Regarding SCCmec types, the majority of the isolates harboured SCCmec-V, which is usually associated with CA-MRSA infections. Notably, these isolates were highly diverse, suggesting that SCCmec-V spread is not associated with a single outbreak clone. MRSA-V and MRSA-IV carry smaller SCCmec elements compared to MRSA-II and MRSA-III [56]. According to a previous study, smaller SCCmec cassettes might be associated with lower fitness costs [29]; thus, the spread of clones carrying SCCmec-V may be attributed to its reduced fitness burden.

Another concerning observation in this study is that phenotypic linezolid resistance observed among 11.11% of our tested isolates. Unfortunately, linezolid has been extensively prescribed during the COVID-19 pandemic in Egypt for presumptive patients [20]. Resistant isolates belong to different clones (CC1, CC8 and CC361), suggesting that linezolid resistance is not necessarily associated with MRSA success in hospitals. Alarmingly, all linezolid resistant isolates were phenotypically resistant to all antibiotics used in this study except tetracycline and nitrofurantoin. Linezolid resistance was recently reported in the United Arab Emirates and Kuwait [49]. Recent Egyptian study reported the emergence of linezolid resistance in MRSA which was accompanied by high biofilm producing capability [1]. The emergence of linezolid-resistant MRSA strains in the Middle East is distressing as it will limit treatment options available for multidrug-resistant MRSA.

Regarding resistome analysis, norA is the most prevalent non-beta-lactam resistance gene in our dataset. This gene encodes a multidrug efflux pump and is associated with resistance against fluoroquinolones, several disinfectants, and antiseptics [12] and is suggested to play a role in MRSA survival in harsh disinfection conditions in the hospital. On the other hand, gyrA and grlA gene mutations were not frequently detected and were mainly associated with CC8 and CC361 isolates. Regarding erythromycin resistance, erm(C) was the most detected resistance determinant, with the sporadic presence of erm(B) and complete absence of erm(A) genes. We also observed a high prevalence of tetracycline resistance genes; tetM was exclusively present in CC8 isolates, while tetL was mainly associated with CC1. Finally, the fusC gene encoding fusidic acid resistance was widely spread among screened isolates. This is not surprising as fusidic acid is readily available as an over-the-counter medication in Egyptian pharmacies and is usually used in multiple skin conditions without any prescription [37].

One of the limitations of this study is the limited number of isolates. Moreover, MRSA typing and characterization of resistance and virulence determinants was mainly dependent on existing databases which might explain the genotypic-phenotypic discrepancies encountered.

In conclusion, CC1-MRSA, an emerging CA-MRSA strain, has gained a foothold in healthcare settings.

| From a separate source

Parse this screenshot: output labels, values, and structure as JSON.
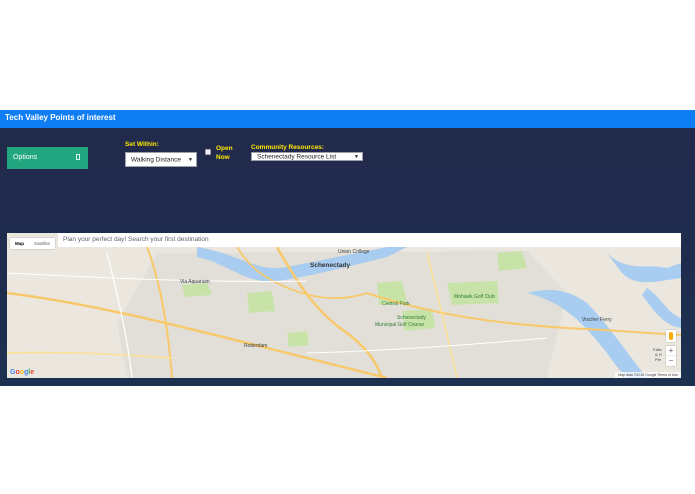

Although CA-MRSA clones are usually less resistant than HA-MRSA, the selective pressure posed by antimicrobial use in hospitals may end up with extensive AMR in a hypervirulent genomic background. The capability of CA-MRSA to cause nosocomial infections compels us to reconsider their increasingly blurring definition. Since prevention is better than cure, serious measures should be taken to limit the dissemination of AMR among MRSA to avoid devastating consequences. WGS is powerful for regular surveillance of MRSA characteristics and evolution and hence directing efforts towards controlling it. Unless appropriate strategies are taken to direct antibiotic use in hospitals, MRSA may pose a considerable threat to humans in the future. Follow up surveillance studies should continue monitoring the geographical long-term dynamics of MRSA in Egyptian hospitals. Future studies should also focus on elucidating the AMR patterns and clinical outcomes associated with high-risk clones to enable updating existing antibiotic stewardship programs as well as predicting disease outcomes.